But though the nuns envied the abbess and Maria Addolorata, they did not venture to say so, and they hardly dared to think so, even when they were all alone, each in her cell; for, in the absence of anything really sinful, the concentration of conventual life magnifies small spiritual sins, and to admit that she even faintly wishes she might be some one else is to tarnish the brightness of the nun's scrupulously polished conscience. It would be as great a misdeed, perhaps, as to allow the attention to wander to worldly matters during times of especial devotion. Nevertheless, the envy showed itself very perceptibly, and much against the will of the sisters themselves, in a certain cold deference of manner toward the young and beautiful nun who was one day to be the superior of them all by force of circumstances for which she deserved no credit.
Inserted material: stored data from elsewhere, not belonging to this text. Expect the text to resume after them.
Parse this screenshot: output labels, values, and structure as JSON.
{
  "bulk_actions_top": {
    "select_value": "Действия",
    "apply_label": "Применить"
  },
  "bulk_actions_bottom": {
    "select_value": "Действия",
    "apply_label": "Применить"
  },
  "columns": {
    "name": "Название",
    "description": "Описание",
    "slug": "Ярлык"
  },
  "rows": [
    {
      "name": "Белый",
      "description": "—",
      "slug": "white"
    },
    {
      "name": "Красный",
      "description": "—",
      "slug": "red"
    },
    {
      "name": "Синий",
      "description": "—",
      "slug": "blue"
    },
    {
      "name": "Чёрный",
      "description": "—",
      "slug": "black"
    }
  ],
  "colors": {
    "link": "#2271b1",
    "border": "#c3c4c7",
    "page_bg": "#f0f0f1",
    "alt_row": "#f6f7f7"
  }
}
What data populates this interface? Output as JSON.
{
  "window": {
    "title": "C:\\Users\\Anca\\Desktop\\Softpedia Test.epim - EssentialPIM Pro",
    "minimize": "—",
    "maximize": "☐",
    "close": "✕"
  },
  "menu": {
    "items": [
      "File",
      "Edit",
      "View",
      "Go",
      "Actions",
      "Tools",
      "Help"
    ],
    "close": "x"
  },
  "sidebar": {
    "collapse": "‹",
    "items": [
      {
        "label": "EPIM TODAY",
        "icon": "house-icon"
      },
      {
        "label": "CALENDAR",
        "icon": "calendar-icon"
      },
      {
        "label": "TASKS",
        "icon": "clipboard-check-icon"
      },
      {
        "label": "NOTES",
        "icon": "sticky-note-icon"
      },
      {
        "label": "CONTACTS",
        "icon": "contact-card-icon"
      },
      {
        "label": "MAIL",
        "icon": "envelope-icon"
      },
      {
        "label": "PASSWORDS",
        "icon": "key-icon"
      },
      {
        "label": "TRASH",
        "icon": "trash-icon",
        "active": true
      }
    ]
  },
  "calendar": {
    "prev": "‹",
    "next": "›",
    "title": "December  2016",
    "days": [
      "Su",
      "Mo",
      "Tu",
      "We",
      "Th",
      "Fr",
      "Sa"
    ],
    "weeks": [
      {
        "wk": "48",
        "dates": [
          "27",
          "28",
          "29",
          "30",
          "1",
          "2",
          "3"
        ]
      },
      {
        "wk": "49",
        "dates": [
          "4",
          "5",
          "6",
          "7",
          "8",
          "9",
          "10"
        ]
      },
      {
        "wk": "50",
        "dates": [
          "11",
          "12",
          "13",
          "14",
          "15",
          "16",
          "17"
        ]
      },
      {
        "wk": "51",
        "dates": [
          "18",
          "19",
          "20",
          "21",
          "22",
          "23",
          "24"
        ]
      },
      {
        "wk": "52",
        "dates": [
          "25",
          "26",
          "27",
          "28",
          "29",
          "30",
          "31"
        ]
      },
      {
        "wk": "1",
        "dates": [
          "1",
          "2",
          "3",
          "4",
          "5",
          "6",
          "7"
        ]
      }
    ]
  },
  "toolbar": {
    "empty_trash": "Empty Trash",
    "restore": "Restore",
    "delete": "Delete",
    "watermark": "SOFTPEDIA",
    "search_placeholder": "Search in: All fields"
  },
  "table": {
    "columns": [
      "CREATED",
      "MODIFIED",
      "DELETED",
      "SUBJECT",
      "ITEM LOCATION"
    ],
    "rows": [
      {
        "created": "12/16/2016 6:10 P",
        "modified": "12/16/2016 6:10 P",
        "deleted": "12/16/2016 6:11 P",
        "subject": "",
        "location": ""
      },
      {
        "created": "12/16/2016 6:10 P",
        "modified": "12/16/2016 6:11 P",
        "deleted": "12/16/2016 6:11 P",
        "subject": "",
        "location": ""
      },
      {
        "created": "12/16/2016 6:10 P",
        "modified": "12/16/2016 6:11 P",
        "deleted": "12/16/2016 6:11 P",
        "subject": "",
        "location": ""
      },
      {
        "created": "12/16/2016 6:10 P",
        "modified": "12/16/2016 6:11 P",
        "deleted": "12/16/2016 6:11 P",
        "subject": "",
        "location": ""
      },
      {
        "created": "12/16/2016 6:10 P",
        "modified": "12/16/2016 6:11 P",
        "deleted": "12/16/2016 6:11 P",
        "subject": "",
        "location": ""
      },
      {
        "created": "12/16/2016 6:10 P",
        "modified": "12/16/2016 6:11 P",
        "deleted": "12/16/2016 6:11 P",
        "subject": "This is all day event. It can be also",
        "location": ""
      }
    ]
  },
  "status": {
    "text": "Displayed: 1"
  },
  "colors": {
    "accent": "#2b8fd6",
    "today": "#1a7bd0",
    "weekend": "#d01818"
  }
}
She had the position among them, and something of the isolation, of a young royal princess among the ladies of her queen mother's court.

There was about her, too, an undefinable something, like the shadow of future fate—a something almost impossible to describe, and yet distinctly appreciable to all who saw her and lived with her. It came upon her especially when she was silent and abstracted, when she was kneeling in her place in the choir, or was alone upon her little balcony over the garden. At such times a luminous pallor gradually took the place of her fresh and healthy complexion, her eyes grew unnaturally dark, with a deep, fixed fire in them, and the regular features took upon them the white, set straightness of a death-mask. Sometimes, at such moments, a shiver ran through her, even in summer, and she drew her breath sharply once or twice, as though she were hurt. The expression was not one of suffering or pain, but was rather that of a person conscious of some great danger which must be met without fear or flinching.

She would have found it very hard to explain what she felt just then. She might have said that it was a consciousness of something unknown. She could not have said more than that. It brought no vision with it, beatific or horrifying; it was not the consequence of methodical contemplation, as the trance state is; and it was followed by no reaction or sense of uneasiness. It simply came and went as the dark shadow of a thunder-storm passing be

tween her and the sun, and leaving no trace behind.

There was nothing to account for it, unless it could be explained by heredity, and no one had ever suggested any such explanation to Maria. It was true that there had been more than one tragedy in the Braccio family since they had first lifted their heads above the level of their contemporaries to become Roman barons, in the old days before such titles as prince and duke had come into use. But, then, most of the old families could tell of deeds as cruel, and lives as passionate, as any remembered by Maria's race; and Italians, though superstitious in unexpected ways, have little of that belief in hereditary fate which is common enough in the gloomy North.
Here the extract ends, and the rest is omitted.